No, il futuro no

Una delle particolarità della rivoluzione tecnologica in atto (ormai da oltre vent’anni) è che le cose cambiano così velocemente che quello che si dice oggi, già domani può suonare antichissimo. Il mondo della musica offre molti esempi di affermazioni poi smentite e tutte, duole dirlo, hanno visto i musicisti perlopiù arroccati su posizioni protezionistiche e conservatrici. Fin dall’inizio: quando fu inventato il grammofono, la grande maggioranza dei musicisti si ribellarono, da un lato temendo di perdere il lavoro, e dall’altro sostenendo che quella tecnologia avrebbe svilito la musica. Musicisti di cui abbiamo dimenticato i nomi, mentre ci ricordiamo di Enrico Caruso, la prima star dell’era del Disco. Pure l’uso dell’amplificazione da sala fu accolta da un grido di dolore: “E’ la morte della dinamica, dell’esecuzione raffinata. Da oggi in poi tutta la musica sarà uguale.” La storia del Rock ha poi dimostrato l’assurdità di quest’idea. Quando fu introdotta la distorsione nella chitarra elettrica, in molti hanno detto che da quel momento i chitarristi avrebbero avuto tutti lo stesso suono. Poi è arrivato Jimi Hendrix e s’è capito che sbagliavano.

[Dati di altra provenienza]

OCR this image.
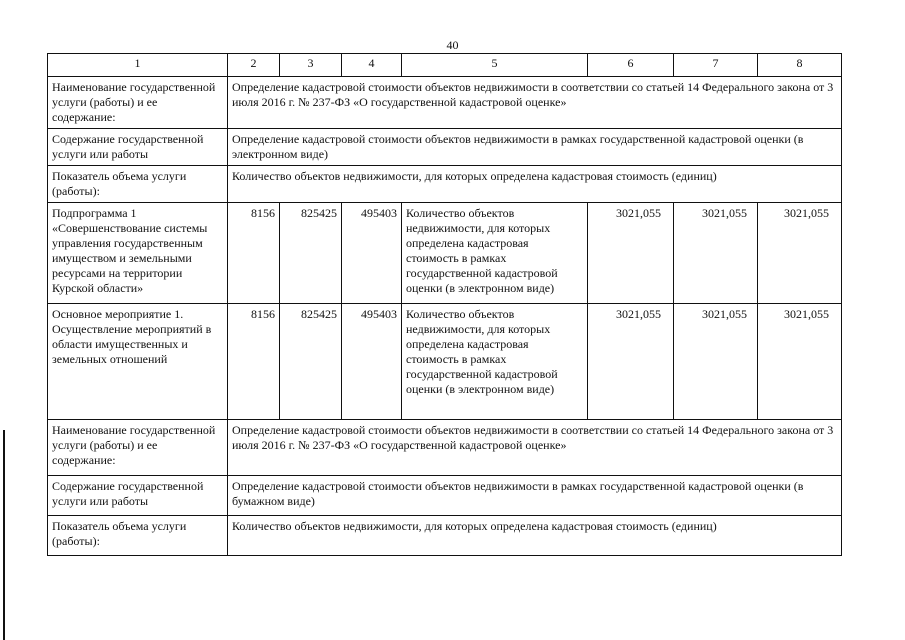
40
1	2	3	4	5	6	7	8
Наименование государственной услуги (работы) и ее содержание:	Определение кадастровой стоимости объектов недвижимости в соответствии со статьей 14 Федерального закона от 3 июля 2016 г. № 237-ФЗ «О государственной кадастровой оценке»						
Содержание государственной услуги или работы	Определение кадастровой стоимости объектов недвижимости в рамках государственной кадастровой оценки (в электронном виде)						
Показатель объема услуги (работы):	Количество объектов недвижимости, для которых определена кадастровая стоимость (единиц)						
Подпрограмма 1 «Совершенствование системы управления государственным имуществом и земельными ресурсами на территории Курской области»	8156	825425	495403	Количество объектов недвижимости, для которых определена кадастровая стоимость в рамках государственной кадастровой оценки (в электронном виде)	3021,055	3021,055	3021,055
Основное мероприятие 1. Осуществление мероприятий в области имущественных и земельных отношений	8156	825425	495403	Количество объектов недвижимости, для которых определена кадастровая стоимость в рамках государственной кадастровой оценки (в электронном виде)	3021,055	3021,055	3021,055
Наименование государственной услуги (работы) и ее содержание:	Определение кадастровой стоимости объектов недвижимости в соответствии со статьей 14 Федерального закона от 3 июля 2016 г. № 237-ФЗ «О государственной кадастровой оценке»						
Содержание государственной услуги или работы	Определение кадастровой стоимости объектов недвижимости в рамках государственной кадастровой оценки (в бумажном виде)						
Показатель объема услуги (работы):	Количество объектов недвижимости, для которых определена кадастровая стоимость (единиц)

Tra le polemiche musicali più roventi della storia recente c’è quella riguardante gli strumenti elettronici, e in particolare la batteria programmabile. Inventata negli anni ’60, inizia a diffondersi massicciamente negli anni ’80 con l’avvento del Synth Pop. Benché le batterie elettroniche dell’epoca avessero ancora dei suoni molto distanti da quello della batteria acustica (e oggi siano molto ricercate proprio per questo), i musicisti si ribellarono immediatamente, sempre per le stesse ragioni: sicuramente ci toglierà del lavoro, e da oggi tutte le batterie saranno uguali. Qui, oltre al protezionismo corporativo, si aggiunge un elemento curioso: la mancanza di autostima da parte di questi musicisti. Era infatti ovvio fin da allora che un batterista potesse fare cose completamente diverse da una batteria elettronica, uno strumento che non avrebbe mai potuto sostituirlo. E infatti puntualmente, dopo qualche anno di eccessi, la situazione si è normalizzata: la batteria elettronica serve a fare certi stili di musica (come la Trance, dove un batterista sarebbe fuori luogo), mentre altri come il Jazz o il Rock vanno suonati da percussori umani. Un altra categoria molto attiva nella lotta alle tecnologie è stata quella dei violinisti; questo però si può capire meglio: certamente se hai bisogno di quattro note lunghe sullo sfondo non chiami un quartetto d’archi, quindi qualcosa ci hanno certamente rimesso. Da qui però a annunciare la disoccupazione per centinaia di strumentisti un po’ ce ne corre. Oggi infatti qualsiasi produzione musicale minimamente seria, che abbia bisogno di violini, sa benissimo che entro certi limiti il digitale supplisce, ma che niente può sostituire il suono di uno strumento di legno, ben suonato, ben registrato e mixato.

Insomma, è successo quello che in fondo era prevedibile che succedesse: sono nati nuovi stili musicali basati su queste tecnologie. Nuovi stili che si affiancano ai precedenti, non sostituendoli. Il Jazz esiste ancora e così la Polka (che qualcuno suona coi tastieroni MIDI, ma che col clarinetto resta imbattibile), insieme all’Hip hop e alla House. Generi diversi che richiedono abilità diverse e producono risultati (e effetti sul pubblico) diversi. Salvo a voler sostenere che ci sono dei generi migliori di altri in assoluto: un’idea talmente sbagliata che non vorrei proprio attribuire a nessuno.